RGPP: nouvelle vague d'économies
Lancée en fanfare il y a deux ans, la révision générale des politiques publiques (RGPP) a fait l'objet d'une communication discrète de la part du ministre du Budget, Eric Woerth, hier, en Conseil des ministres. Un bilan d'étape consacré aux 374 mesures mises en œuvre depuis un an, qui doivent permettre d'économiser quelque 7 milliards d'euros à l'horizon 2011 et faciliter la suppression de 34.000 postes de fonctionnaires l'an prochain. La règle du non-remplacement d'un fonctionnaire sur deux partant à la retraite permettra d'économiser près de 1 milliard d'euros en 2010, mais la moitié sera redistribuée aux agents de l'Etat.

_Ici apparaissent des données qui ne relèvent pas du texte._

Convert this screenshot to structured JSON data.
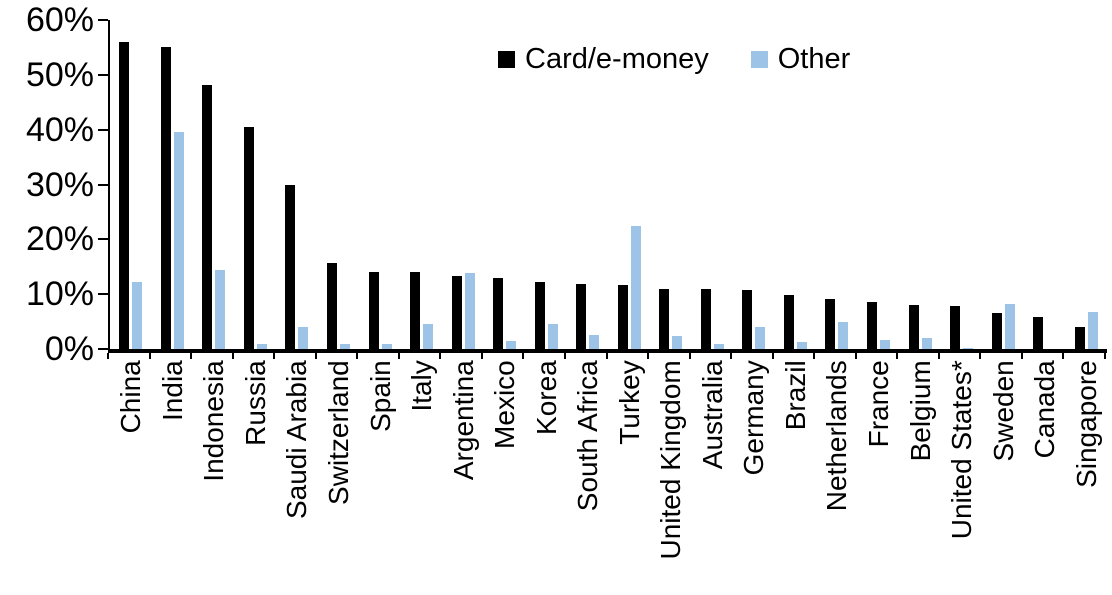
{
  "chart_data": {
    "type": "bar",
    "title": "",
    "xlabel": "",
    "ylabel": "",
    "ylim": [
      0,
      60
    ],
    "ytick_step": 10,
    "ytick_labels": [
      "0%",
      "10%",
      "20%",
      "30%",
      "40%",
      "50%",
      "60%"
    ],
    "grid": false,
    "legend_position": "top-center",
    "categories": [
      "China",
      "India",
      "Indonesia",
      "Russia",
      "Saudi Arabia",
      "Switzerland",
      "Spain",
      "Italy",
      "Argentina",
      "Mexico",
      "Korea",
      "South Africa",
      "Turkey",
      "United Kingdom",
      "Australia",
      "Germany",
      "Brazil",
      "Netherlands",
      "France",
      "Belgium",
      "United States*",
      "Sweden",
      "Canada",
      "Singapore"
    ],
    "series": [
      {
        "name": "Card/e-money",
        "color": "#000000",
        "values": [
          56,
          55,
          48.2,
          40.5,
          29.9,
          15.6,
          14.1,
          14,
          13.4,
          12.9,
          12.2,
          11.8,
          11.6,
          11,
          10.9,
          10.7,
          9.9,
          9.1,
          8.6,
          8.1,
          7.9,
          6.5,
          5.9,
          4
        ]
      },
      {
        "name": "Other",
        "color": "#9DC3E6",
        "values": [
          12.3,
          39.6,
          14.5,
          1,
          4,
          0.9,
          1,
          4.6,
          13.8,
          1.4,
          4.5,
          2.5,
          22.5,
          2.4,
          1,
          4,
          1.2,
          5,
          1.6,
          2.1,
          0.2,
          8.2,
          0,
          6.8
        ]
      }
    ]
  },
  "colors": {
    "axis": "#000000",
    "background": "#FFFFFF",
    "card_emoney": "#000000",
    "other": "#9DC3E6"
  }
}
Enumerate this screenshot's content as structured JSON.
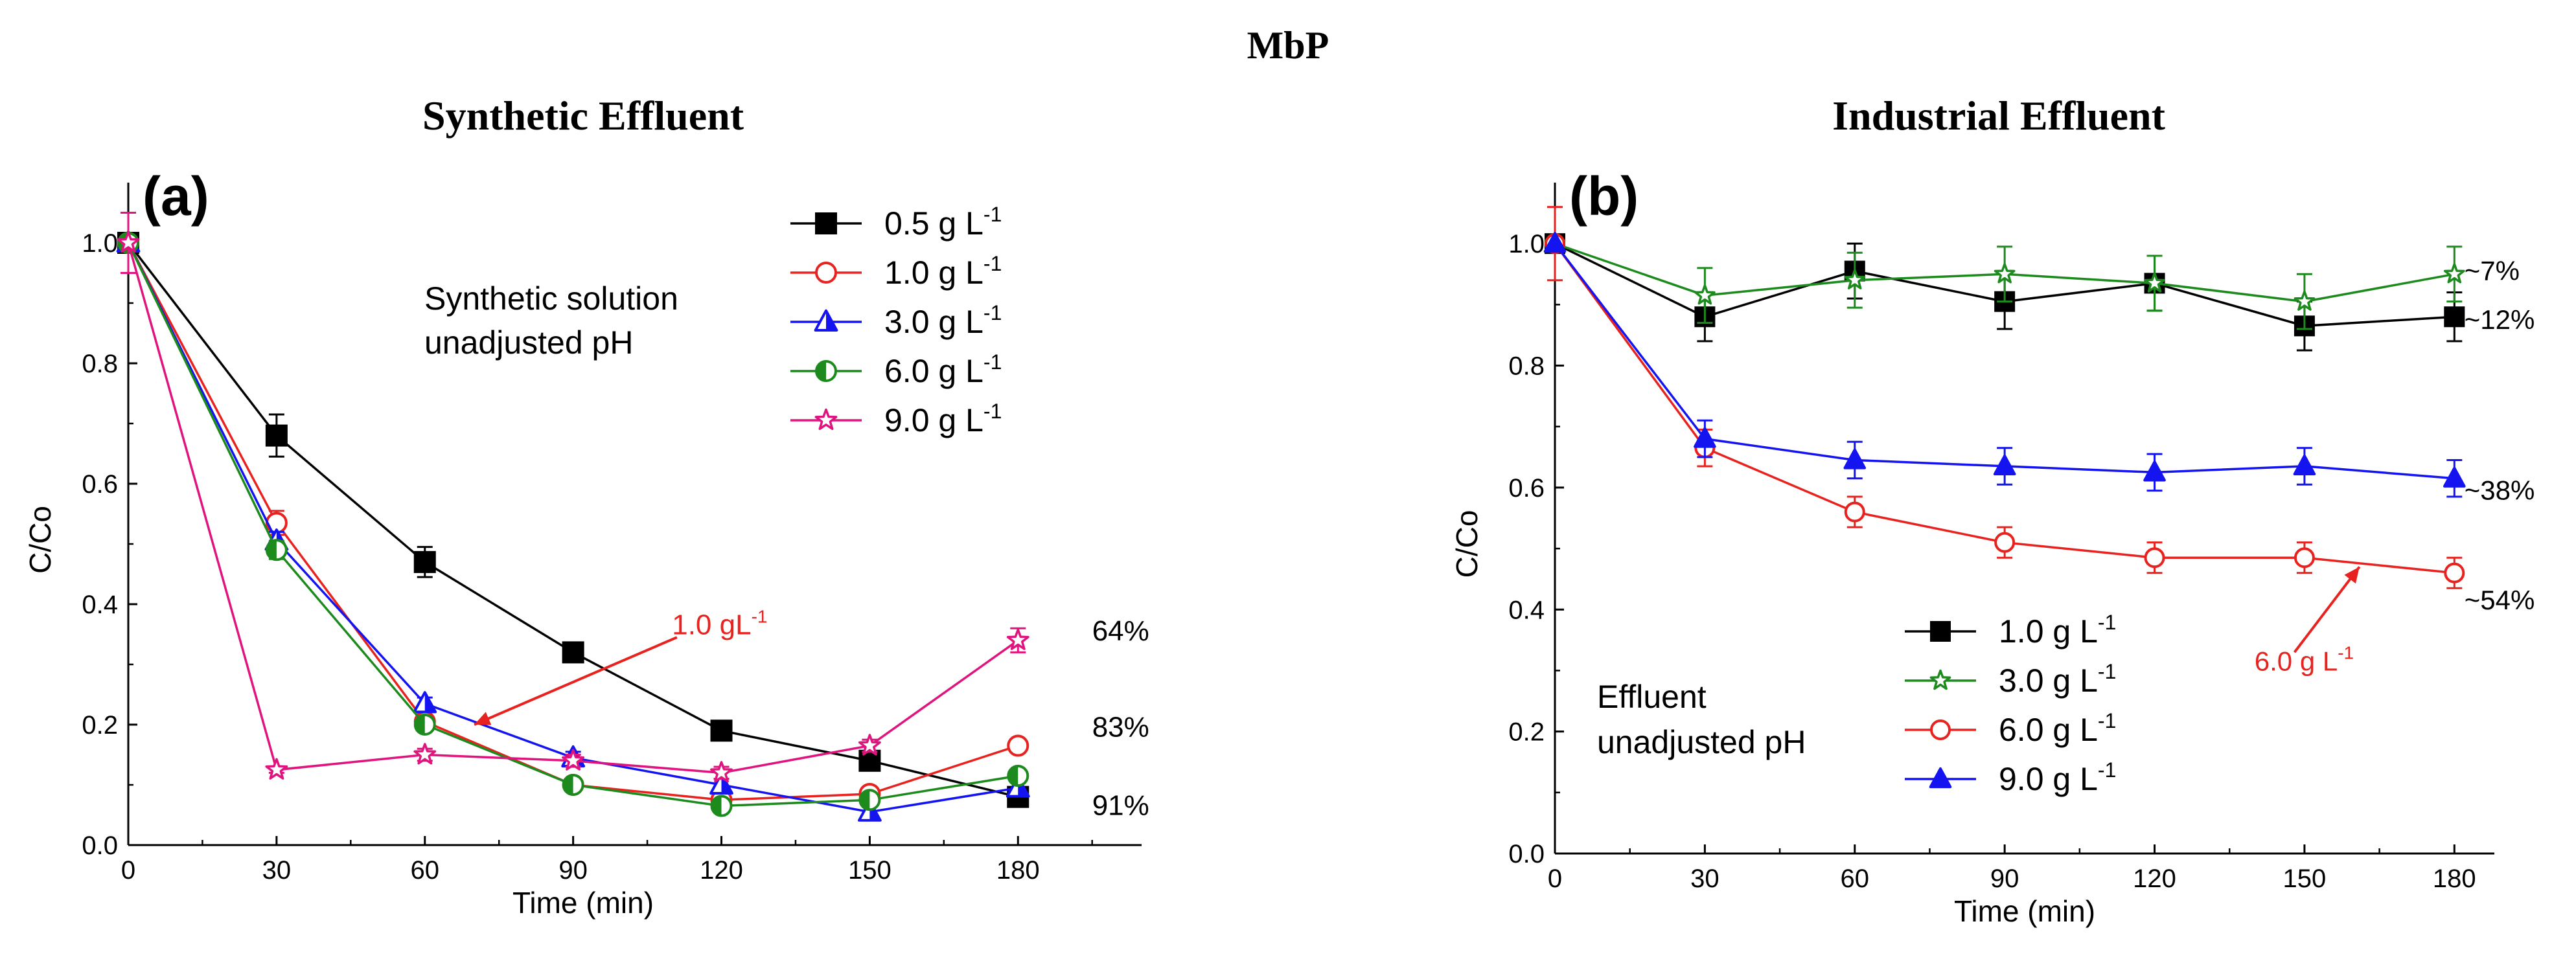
{
  "figure_title": "MbP",
  "chart_data": [
    {
      "type": "line",
      "panel_label": "(a)",
      "title": "Synthetic Effluent",
      "xlabel": "Time (min)",
      "ylabel": "C/Co",
      "xlim": [
        0,
        205
      ],
      "ylim": [
        0,
        1.1
      ],
      "x_ticks": [
        0,
        30,
        60,
        90,
        120,
        150,
        180
      ],
      "y_ticks": [
        0.0,
        0.2,
        0.4,
        0.6,
        0.8,
        1.0
      ],
      "x_tick_labels": [
        "0",
        "30",
        "60",
        "90",
        "120",
        "150",
        "180"
      ],
      "y_tick_labels": [
        "0.0",
        "0.2",
        "0.4",
        "0.6",
        "0.8",
        "1.0"
      ],
      "condition_text": [
        "Synthetic solution",
        "unadjusted pH"
      ],
      "legend_unit": "g L",
      "legend_exponent": "-1",
      "series": [
        {
          "name": "0.5",
          "color": "#000000",
          "marker": "square",
          "fill": "filled",
          "x": [
            0,
            30,
            60,
            90,
            120,
            150,
            180
          ],
          "values": [
            1.0,
            0.68,
            0.47,
            0.32,
            0.19,
            0.14,
            0.08
          ],
          "errors": [
            0.0,
            0.035,
            0.025,
            0.015,
            0.01,
            0.01,
            0.01
          ]
        },
        {
          "name": "1.0",
          "color": "#e8231f",
          "marker": "circle",
          "fill": "open",
          "x": [
            0,
            30,
            60,
            90,
            120,
            150,
            180
          ],
          "values": [
            1.0,
            0.535,
            0.205,
            0.1,
            0.075,
            0.085,
            0.165
          ],
          "errors": [
            0.0,
            0.02,
            0.01,
            0.01,
            0.01,
            0.01,
            0.01
          ]
        },
        {
          "name": "3.0",
          "color": "#1414f0",
          "marker": "triangle",
          "fill": "half",
          "x": [
            0,
            30,
            60,
            90,
            120,
            150,
            180
          ],
          "values": [
            1.0,
            0.505,
            0.235,
            0.145,
            0.1,
            0.055,
            0.095
          ],
          "errors": [
            0.0,
            0.015,
            0.01,
            0.01,
            0.01,
            0.01,
            0.01
          ]
        },
        {
          "name": "6.0",
          "color": "#1c8a1c",
          "marker": "circle",
          "fill": "half",
          "x": [
            0,
            30,
            60,
            90,
            120,
            150,
            180
          ],
          "values": [
            1.0,
            0.49,
            0.2,
            0.1,
            0.065,
            0.075,
            0.115
          ],
          "errors": [
            0.0,
            0.015,
            0.01,
            0.01,
            0.01,
            0.01,
            0.01
          ]
        },
        {
          "name": "9.0",
          "color": "#e0147e",
          "marker": "star",
          "fill": "open",
          "x": [
            0,
            30,
            60,
            90,
            120,
            150,
            180
          ],
          "values": [
            1.0,
            0.125,
            0.15,
            0.14,
            0.12,
            0.165,
            0.34
          ],
          "errors": [
            0.05,
            0.005,
            0.01,
            0.01,
            0.01,
            0.01,
            0.02
          ]
        }
      ],
      "annotations": [
        {
          "text": "64%",
          "x": 195,
          "y": 0.355,
          "color": "#000000"
        },
        {
          "text": "83%",
          "x": 195,
          "y": 0.195,
          "color": "#000000"
        },
        {
          "text": "91%",
          "x": 195,
          "y": 0.065,
          "color": "#000000"
        },
        {
          "text": "1.0 gL",
          "sup": "-1",
          "x": 110,
          "y": 0.365,
          "color": "#e8231f"
        }
      ],
      "arrow": {
        "from": [
          111,
          0.345
        ],
        "to": [
          70,
          0.2
        ],
        "color": "#e8231f"
      }
    },
    {
      "type": "line",
      "panel_label": "(b)",
      "title": "Industrial Effluent",
      "xlabel": "Time (min)",
      "ylabel": "C/Co",
      "xlim": [
        0,
        188
      ],
      "ylim": [
        0,
        1.1
      ],
      "x_ticks": [
        0,
        30,
        60,
        90,
        120,
        150,
        180
      ],
      "y_ticks": [
        0.0,
        0.2,
        0.4,
        0.6,
        0.8,
        1.0
      ],
      "x_tick_labels": [
        "0",
        "30",
        "60",
        "90",
        "120",
        "150",
        "180"
      ],
      "y_tick_labels": [
        "0.0",
        "0.2",
        "0.4",
        "0.6",
        "0.8",
        "1.0"
      ],
      "condition_text": [
        "Effluent",
        "unadjusted pH"
      ],
      "legend_unit": "g L",
      "legend_exponent": "-1",
      "series": [
        {
          "name": "1.0",
          "color": "#000000",
          "marker": "square",
          "fill": "filled",
          "x": [
            0,
            30,
            60,
            90,
            120,
            150,
            180
          ],
          "values": [
            1.0,
            0.88,
            0.955,
            0.905,
            0.935,
            0.865,
            0.88
          ],
          "errors": [
            0.0,
            0.04,
            0.045,
            0.045,
            0.045,
            0.04,
            0.04
          ]
        },
        {
          "name": "3.0",
          "color": "#1c8a1c",
          "marker": "star",
          "fill": "open",
          "x": [
            0,
            30,
            60,
            90,
            120,
            150,
            180
          ],
          "values": [
            1.0,
            0.915,
            0.94,
            0.95,
            0.935,
            0.905,
            0.95
          ],
          "errors": [
            0.0,
            0.045,
            0.045,
            0.045,
            0.045,
            0.045,
            0.045
          ]
        },
        {
          "name": "6.0",
          "color": "#e8231f",
          "marker": "circle",
          "fill": "open",
          "x": [
            0,
            30,
            60,
            90,
            120,
            150,
            180
          ],
          "values": [
            1.0,
            0.665,
            0.56,
            0.51,
            0.485,
            0.485,
            0.46
          ],
          "errors": [
            0.06,
            0.03,
            0.025,
            0.025,
            0.025,
            0.025,
            0.025
          ]
        },
        {
          "name": "9.0",
          "color": "#1414f0",
          "marker": "triangle",
          "fill": "filled",
          "x": [
            0,
            30,
            60,
            90,
            120,
            150,
            180
          ],
          "values": [
            1.0,
            0.68,
            0.645,
            0.635,
            0.625,
            0.635,
            0.615
          ],
          "errors": [
            0.0,
            0.03,
            0.03,
            0.03,
            0.03,
            0.03,
            0.03
          ]
        }
      ],
      "annotations": [
        {
          "text": "~7%",
          "x": 182,
          "y": 0.955,
          "color": "#000000"
        },
        {
          "text": "~12%",
          "x": 182,
          "y": 0.875,
          "color": "#000000"
        },
        {
          "text": "~38%",
          "x": 182,
          "y": 0.595,
          "color": "#000000"
        },
        {
          "text": "~54%",
          "x": 182,
          "y": 0.415,
          "color": "#000000"
        },
        {
          "text": "6.0 g L",
          "sup": "-1",
          "x": 140,
          "y": 0.315,
          "color": "#e8231f"
        }
      ],
      "arrow": {
        "from": [
          148,
          0.33
        ],
        "to": [
          161,
          0.47
        ],
        "color": "#e8231f"
      }
    }
  ]
}
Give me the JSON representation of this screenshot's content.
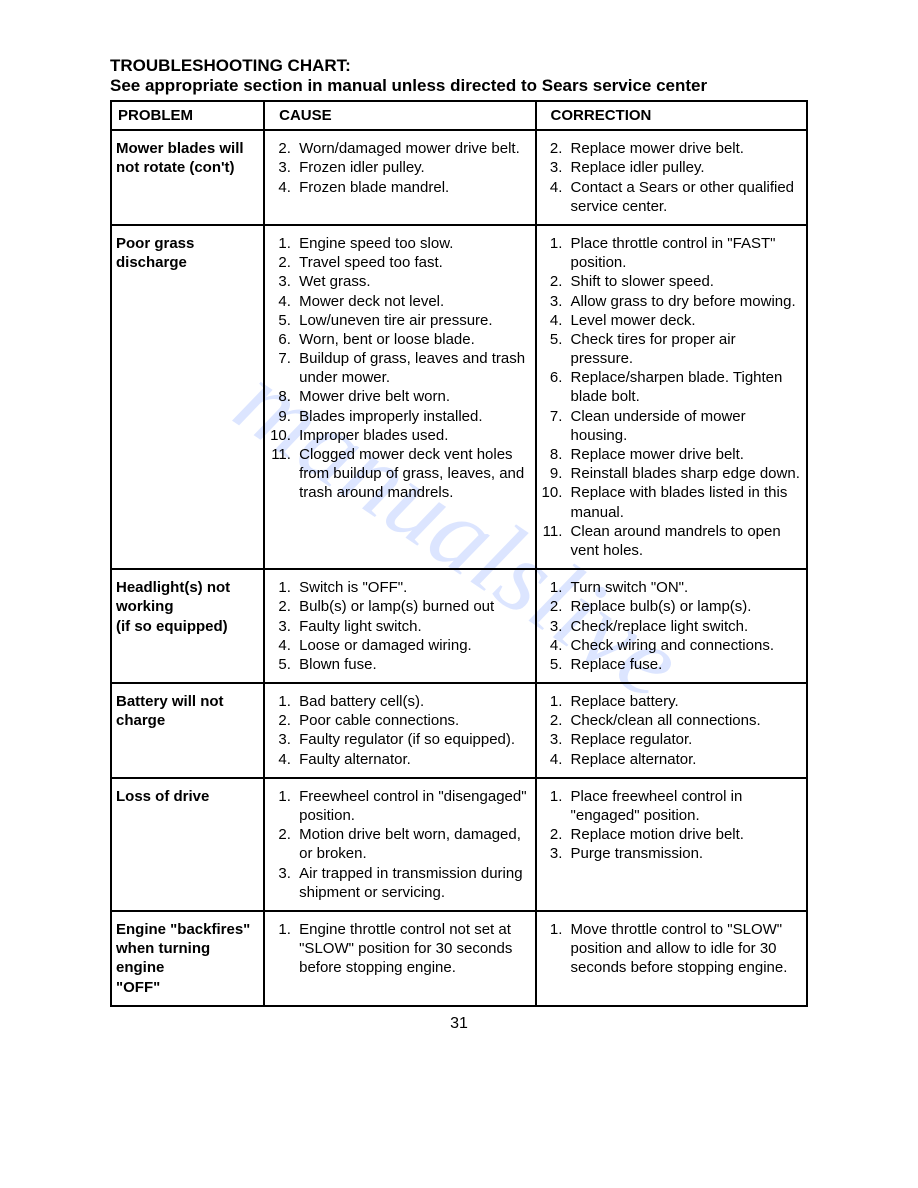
{
  "title1": "TROUBLESHOOTING CHART:",
  "title2": "See appropriate section in manual unless directed to Sears service center",
  "headers": {
    "problem": "PROBLEM",
    "cause": "CAUSE",
    "correction": "CORRECTION"
  },
  "watermark_text": "manualslive",
  "page_number": "31",
  "rows": [
    {
      "problem": "Mower blades will not rotate (con't)",
      "cause_start": 2,
      "cause": [
        "Worn/damaged mower drive belt.",
        "Frozen idler pulley.",
        "Frozen blade mandrel."
      ],
      "correction_start": 2,
      "correction": [
        "Replace mower drive belt.",
        "Replace idler pulley.",
        "Contact a Sears or other qualified service center."
      ]
    },
    {
      "problem": "Poor grass discharge",
      "cause_start": 1,
      "cause": [
        "Engine speed too slow.",
        "Travel speed too fast.",
        "Wet grass.",
        "Mower deck not level.",
        "Low/uneven tire air pressure.",
        "Worn, bent or loose blade.",
        "Buildup of grass, leaves and trash under mower.",
        "Mower drive belt worn.",
        "Blades improperly installed.",
        "Improper blades used.",
        "Clogged mower deck vent holes from buildup of grass, leaves, and trash around mandrels."
      ],
      "correction_start": 1,
      "correction": [
        "Place throttle control in \"FAST\" position.",
        "Shift to slower speed.",
        "Allow grass to dry before mowing.",
        "Level mower deck.",
        "Check tires for proper air pressure.",
        "Replace/sharpen blade. Tighten blade bolt.",
        "Clean underside of mower housing.",
        "Replace mower drive belt.",
        "Reinstall blades sharp edge down.",
        "Replace with blades listed in this manual.",
        "Clean around mandrels to open vent holes."
      ]
    },
    {
      "problem": "Headlight(s) not working\n(if so equipped)",
      "cause_start": 1,
      "cause": [
        "Switch is \"OFF\".",
        "Bulb(s) or lamp(s) burned out",
        "Faulty light switch.",
        "Loose or damaged wiring.",
        "Blown fuse."
      ],
      "correction_start": 1,
      "correction": [
        "Turn switch \"ON\".",
        "Replace bulb(s) or lamp(s).",
        "Check/replace light switch.",
        "Check wiring and connections.",
        "Replace fuse."
      ]
    },
    {
      "problem": "Battery will not charge",
      "cause_start": 1,
      "cause": [
        "Bad battery cell(s).",
        "Poor cable connections.",
        "Faulty regulator (if so equipped).",
        "Faulty alternator."
      ],
      "correction_start": 1,
      "correction": [
        "Replace battery.",
        "Check/clean all connections.",
        "Replace regulator.",
        "Replace alternator."
      ]
    },
    {
      "problem": "Loss of drive",
      "cause_start": 1,
      "cause": [
        "Freewheel control in \"disengaged\" position.",
        "Motion drive belt worn, damaged, or broken.",
        "Air trapped in transmission during shipment or servicing."
      ],
      "correction_start": 1,
      "correction": [
        "Place freewheel control in \"engaged\" position.",
        "Replace motion drive belt.",
        "Purge transmission."
      ]
    },
    {
      "problem": "Engine \"backfires\" when turning engine\n\"OFF\"",
      "cause_start": 1,
      "cause": [
        "Engine throttle control not set at \"SLOW\" position for 30 seconds before stopping engine."
      ],
      "correction_start": 1,
      "correction": [
        "Move throttle control to \"SLOW\" position and allow to idle for 30 seconds before stopping engine."
      ]
    }
  ],
  "colors": {
    "text": "#000000",
    "background": "#ffffff",
    "border": "#000000",
    "watermark": "#9cb6ff"
  }
}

« Un grand nombre de réformes majeures ont donné des résultats », affirme Eric Woerth. Il cite en exemple la mise en œuvre des premières bases de défense, qui permettent aux militaires de se recentrer sur leur cœur de métier en mutualisant les activités connexes telles que les ressources humaines, les finances, la maintenance, les transports, etc.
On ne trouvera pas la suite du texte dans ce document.